Sous l'allure bon enfant, Joan Littlewood retranscrit ses expérimentations scéniques tout en rendant ses audaces moins immédiatement marquées que les kitchen sink dramas de l'époque auxquels on serait tenté d'associer le film. L'histoire dépeint le retour dans son East End londonien natal de Charlie (James Booth) après deux ans de tour du monde en tant que marin. Il souhaite reconquérir sa jeune épouse Maggie (Barbara Windsor) qu'il a quittée aussitôt marié pour son périple. Le générique du début présente dans un montage éclair le joyeux drille irresponsable qu'il fut, coureur, buveur et fêtard, ce qui ne l'empêcha pas de se marier. Malheureusement pour lui, Maggie ne l'a pas attendu et vit désormais avec un chauffeur de bus (Roy Kinnear) et élève sa fille de deux ans dont la parenté prête à discussion. Toute la première partie du film dépeint la redécouverte de son quartier par Charlie et sa recherche infructueuse de Maggie.

Joan Littlewood nous donne à voir ce Londres changeant du début des années 60, les anciennes maisons de briques détruites pour laisser place à d'imposantes barres d'immeubles. Plutôt que de s'attarder sur la nostalgie ou une vision négative de cette modernité, la réalisatrice nous montre dans ce retour au pays une Angleterre cosmopolite comme on l'a rarement vue dans les productions anglaises de cette période. On a ainsi une scène culte lorsque Charlie arpente les appartements de ces fameux buildings et croise diverses couches de la population avec lesquelles il échange joyeusement, notamment une famille africaine avec laquelle il improvise une danse endiablée. Par ses voyages, notre héros représente le pont entre cette ouverture au monde et une certaine tradition anglaise lorsqu'il retrouvera d'anciens camarades, ce qui donnera à nouveau lieu à des rencontres pittoresques et à d'épiques expéditions au pub local. Charlie oscille également entre sa belle qu'il souhaite reconquérir, les responsabilités qu'il est prêt à assumer, mais également son tempérament immature et imprévisible qui fait son charme et son principal défaut. Joan Littlewood mêle brillamment ce côté foutraque, improvisé et réaliste issu du théâtre et une vraie mise en scène de cinéma portée par des cadrages dynamiques, des mouvements de caméra qui mettent en valeur le décor mais aussi la loufoquerie des protagonistes (l'expédition en marche militaire vers le pub). C'est une manière d'opposition avec le train de vie désormais plus plan-plan de Maggie avec son époux, la réalisatrice se montrant subtile en en faisant à la fois un cadre d'ennui domestique mais aussi de respiration bienvenue face à la dinguerie de Charlie.

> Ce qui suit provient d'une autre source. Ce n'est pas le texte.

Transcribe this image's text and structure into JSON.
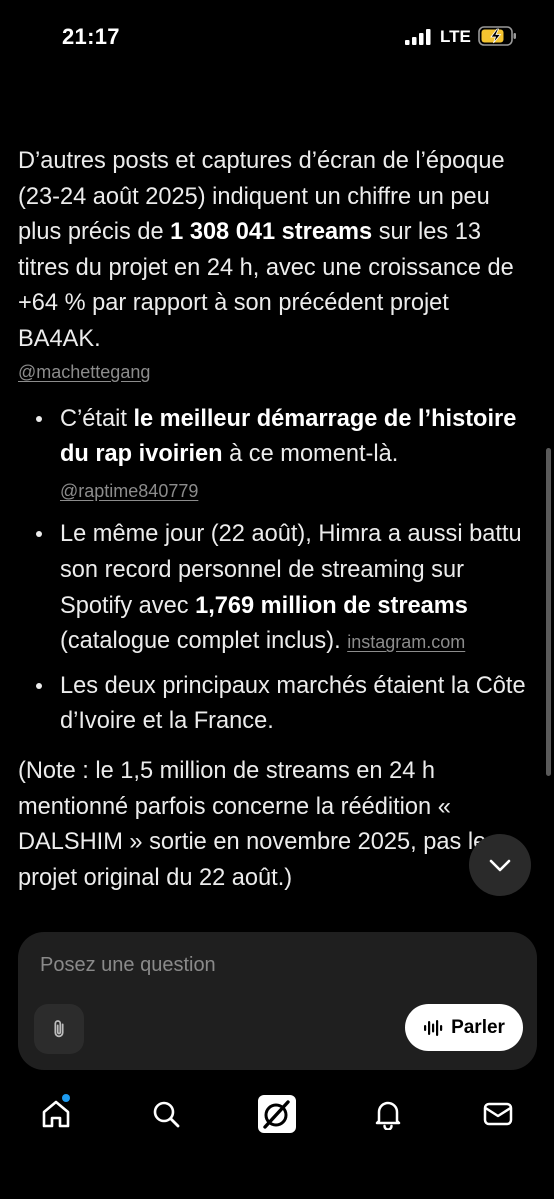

Le ton sautillant de l'ensemble n'empêche pas une vraie profondeur, mais il évite complètement la sinistrose d'un kitchen sink drama, notamment le cafardeux Un amour pas comme les autres de John Schlesinger sorti l'année précédente. Les barrières morales insurmontables que l'on trouvait dans ce dernier (peut-être du fait de se dérouler en province quand le film de Joan Littlewood se passe à Londres) semblent absentes ici, où la bigamie "involontaire" de Maggie est connue et acceptée de tous sans jugement, où les jeunes gens flirtent ouvertement (la jeune nièce jouée par Barbara Ferris et ses deux prétendants, sources de quelques situations amusantes) sans le regard moralisateur des adultes. Tout cela est symbolisé par le personnage de Maggie, jouée avec une fougue sexy et candide de tous les instants par Barbara Windsor, qui sera d'ailleurs nominée aux BAFTA pour sa performance. L'alchimie fonctionne idéalement avec James Booth, tout en moments tendres maladroits et bons mots complices, notamment la très belle scène des premières retrouvailles au pub. Un film très plaisant donc et si subtilement mené que l'issue reste incertaine jusque dans les derniers instants, sans qu'un choix constitue forcément un happy-end ou un drame d'ailleurs. Une tranche de vie cockney (dont le respect du slang en fera la première production anglaise sous-titrée lors de sa sortie au Etats-Unis) qui met de bonne humeur.